The reporter looks slightly unhappy with this answer, but the conversation soon returns to safer ground: the subject of Depp's recent promotional visit to China, where there are high expectations of the new movie, one of the few foreign films allowed for release there each year. (China will also be the only country to get a 3-D version of Transcendence, which will be released on Friday, the same day as it is in the United States, to combat piracy.)

Depp waxes lyrical about his trip, where he was mobbed by large crowds of fans and got to interact with Chinese artists, doing some sculpting with sculptor Ren Zhe and jamming with rock star David Tao.
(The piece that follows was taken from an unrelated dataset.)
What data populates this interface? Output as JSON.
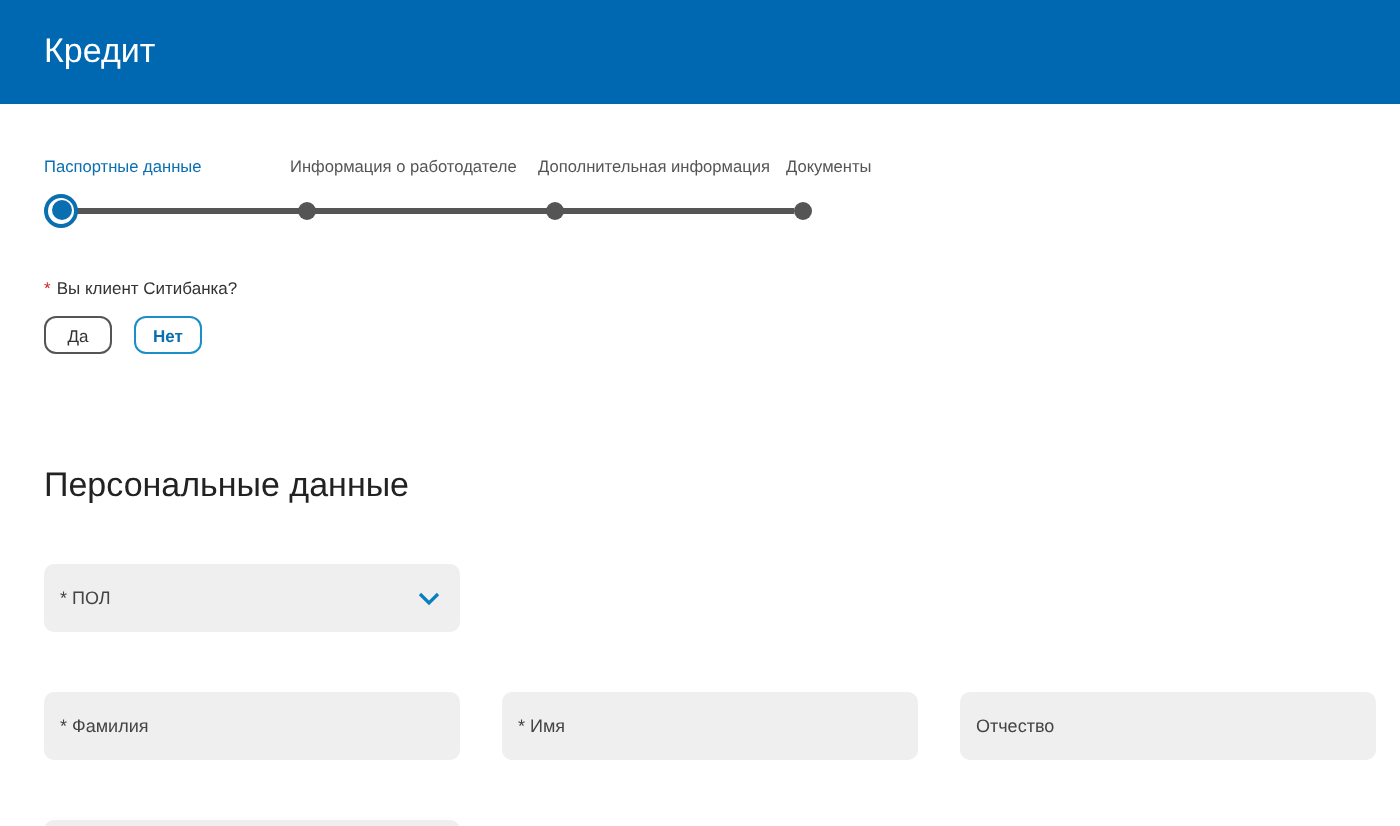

"I had a great time there, meeting that wonderful sculptor and going into the 798 district where the artist community thrives. It was an incredible experience. Everything was my favourite. And the duck isn't bad."

The press laps it up, laughingly delightedly at this and other crumbs he drops, among them the confession that he is a bit of a Luddite when it comes to the sort of technology that the film is so ambivalent about.

It only enhances his aura of singularity, of course.

"Oh, I'm the worst with computers and phones and things," he says, smiling. "Normally when I travel or go on location (to film), I always have an acoustic guitar, a record player with some vinyl, more than likely old blues, and always a typewriter, an old Smith Corona.

"And that's how I live."

stlife@sph.com.sg

Transcendence opens in Singapore tomorrow.